A Panasonic anunciou nesta sexta-feira (7) que vai adquirir a rival de menor porte Sanyo, criando a maior fabricante de eletrônicos do Japão. O acordo prenuncia uma consolidação futura de um setor atingido pela desaceleração de demanda dos consumidores.
A aquisição, estimada por analistas em US$ 8,8 bilhões, fortalecerá a Panasonic no segmento de baterias recarregáveis e equipamentos de energia solar, duas áreas com forte potencial de crescimento.
A Panasonic também se tornará o segundo maior conglomerado mundial detentor de uma grande divisão de eletrônicos, atrás da General Electric, reafirmando sua estratégia de impulsionar lucros por meio de entrada em novos mercados e ampliação de escala. "Como resultado dessa fusão, a Panasonic se tornará uma empresa enorme, a Toyota dos aparelhos eletrônicos.

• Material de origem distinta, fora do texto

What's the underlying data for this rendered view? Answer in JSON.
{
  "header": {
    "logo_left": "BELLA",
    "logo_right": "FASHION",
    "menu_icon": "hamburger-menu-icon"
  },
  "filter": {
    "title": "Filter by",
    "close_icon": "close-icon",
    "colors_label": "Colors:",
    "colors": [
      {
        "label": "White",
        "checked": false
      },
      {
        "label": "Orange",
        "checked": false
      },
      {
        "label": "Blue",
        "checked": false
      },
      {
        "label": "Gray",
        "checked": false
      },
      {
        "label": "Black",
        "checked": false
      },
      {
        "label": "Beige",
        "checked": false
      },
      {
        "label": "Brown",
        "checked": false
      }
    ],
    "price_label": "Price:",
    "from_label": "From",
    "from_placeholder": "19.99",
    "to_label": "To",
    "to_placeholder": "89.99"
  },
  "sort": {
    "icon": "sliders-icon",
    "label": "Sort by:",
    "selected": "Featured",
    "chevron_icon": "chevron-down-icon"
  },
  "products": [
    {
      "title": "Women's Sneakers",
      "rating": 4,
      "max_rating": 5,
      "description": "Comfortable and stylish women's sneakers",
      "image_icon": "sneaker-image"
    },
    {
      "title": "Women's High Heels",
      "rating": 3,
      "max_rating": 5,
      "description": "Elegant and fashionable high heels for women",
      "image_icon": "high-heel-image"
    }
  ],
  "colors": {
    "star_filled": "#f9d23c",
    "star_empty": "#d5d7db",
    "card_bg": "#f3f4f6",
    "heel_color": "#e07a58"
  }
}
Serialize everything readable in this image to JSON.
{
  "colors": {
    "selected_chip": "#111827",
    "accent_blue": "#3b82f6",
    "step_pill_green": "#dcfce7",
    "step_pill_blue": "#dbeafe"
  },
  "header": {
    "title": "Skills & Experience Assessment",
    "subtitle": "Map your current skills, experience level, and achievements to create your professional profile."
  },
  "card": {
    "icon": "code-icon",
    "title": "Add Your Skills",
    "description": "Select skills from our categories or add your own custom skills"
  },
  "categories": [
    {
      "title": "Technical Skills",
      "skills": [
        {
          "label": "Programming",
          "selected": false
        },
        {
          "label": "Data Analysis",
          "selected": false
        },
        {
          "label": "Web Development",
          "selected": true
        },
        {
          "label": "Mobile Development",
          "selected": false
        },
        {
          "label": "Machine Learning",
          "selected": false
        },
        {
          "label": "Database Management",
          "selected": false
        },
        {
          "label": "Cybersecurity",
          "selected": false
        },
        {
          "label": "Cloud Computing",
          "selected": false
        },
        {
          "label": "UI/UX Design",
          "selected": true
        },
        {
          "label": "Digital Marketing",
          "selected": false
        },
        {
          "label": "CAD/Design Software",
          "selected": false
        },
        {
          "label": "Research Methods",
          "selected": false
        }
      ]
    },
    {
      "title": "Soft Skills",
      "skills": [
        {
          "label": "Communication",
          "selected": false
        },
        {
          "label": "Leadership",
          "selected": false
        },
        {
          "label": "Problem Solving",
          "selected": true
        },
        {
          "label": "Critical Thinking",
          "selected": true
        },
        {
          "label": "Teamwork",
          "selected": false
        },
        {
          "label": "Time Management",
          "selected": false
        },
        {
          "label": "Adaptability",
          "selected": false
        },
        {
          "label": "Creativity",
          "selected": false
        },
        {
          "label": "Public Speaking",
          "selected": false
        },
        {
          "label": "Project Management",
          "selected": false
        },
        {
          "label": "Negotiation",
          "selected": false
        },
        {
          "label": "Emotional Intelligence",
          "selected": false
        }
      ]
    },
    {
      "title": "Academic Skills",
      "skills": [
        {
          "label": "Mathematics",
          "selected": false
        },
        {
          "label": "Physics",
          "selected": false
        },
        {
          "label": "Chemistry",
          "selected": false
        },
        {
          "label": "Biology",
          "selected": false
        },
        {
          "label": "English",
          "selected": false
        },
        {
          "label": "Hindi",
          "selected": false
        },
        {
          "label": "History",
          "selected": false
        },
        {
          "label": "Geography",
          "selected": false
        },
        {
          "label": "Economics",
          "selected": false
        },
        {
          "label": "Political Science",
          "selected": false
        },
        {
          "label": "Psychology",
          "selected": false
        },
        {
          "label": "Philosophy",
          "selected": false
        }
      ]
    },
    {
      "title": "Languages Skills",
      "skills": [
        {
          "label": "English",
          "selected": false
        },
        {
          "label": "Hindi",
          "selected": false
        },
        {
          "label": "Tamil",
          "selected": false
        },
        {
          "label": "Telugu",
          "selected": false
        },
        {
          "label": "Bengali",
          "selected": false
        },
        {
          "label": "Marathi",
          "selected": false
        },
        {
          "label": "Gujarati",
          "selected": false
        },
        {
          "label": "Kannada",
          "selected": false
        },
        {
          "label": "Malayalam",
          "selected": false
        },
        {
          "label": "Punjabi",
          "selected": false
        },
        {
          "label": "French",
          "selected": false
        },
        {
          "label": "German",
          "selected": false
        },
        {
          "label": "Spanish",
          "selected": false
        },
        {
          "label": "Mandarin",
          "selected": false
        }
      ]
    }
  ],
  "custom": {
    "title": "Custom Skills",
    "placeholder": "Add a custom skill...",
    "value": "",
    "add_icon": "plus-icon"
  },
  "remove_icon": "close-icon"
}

Isso será bom", disse Nagayuki Yamagishi, estrategista do Mitsubishi UFJ Securities.
A Panasonic não informou quanto planeja oferecer por cada ação da Sanyo, mas Koya Tabata, analista do Credit Suisse, estimou nesta semana que a Panasonic pode oferecer até 140 ienes por papel da Sanyo, avaliando a empresa em até 862 bilhões de ienes (US$ 8,8 bilhões).
Baterias
Anteriormente conhecida como Matsushita Electric, a Panasonic, maior fabricante de televisores de plasma do mundo, tem interesse na Sanyo devido à sua posição de liderança no segmento de baterias recarregáveis, que são amplamente utilizadas em telefones celulares, computadores, tocadores de música e, cada vez mais, em automóveis elétricos.
A Panasonic tem uma parceria de baterias para veículos elétricos com a Toyota Motor, enquanto a Sanyo oferece baterias de níquel metal hidreto para a Ford e para a Honda, além de desenvolver baterias de íon de lítio para automóveis com a Volkswagen.
A compra também possibilitará que a Panasonic entre no mercado de energia solar. A Sanyo é a sétima maior fabricante do mundo de células fotovoltaicas, atrás de rivais como Q-Cells, da Alemanha, Sharp e a Suntech Power, da China.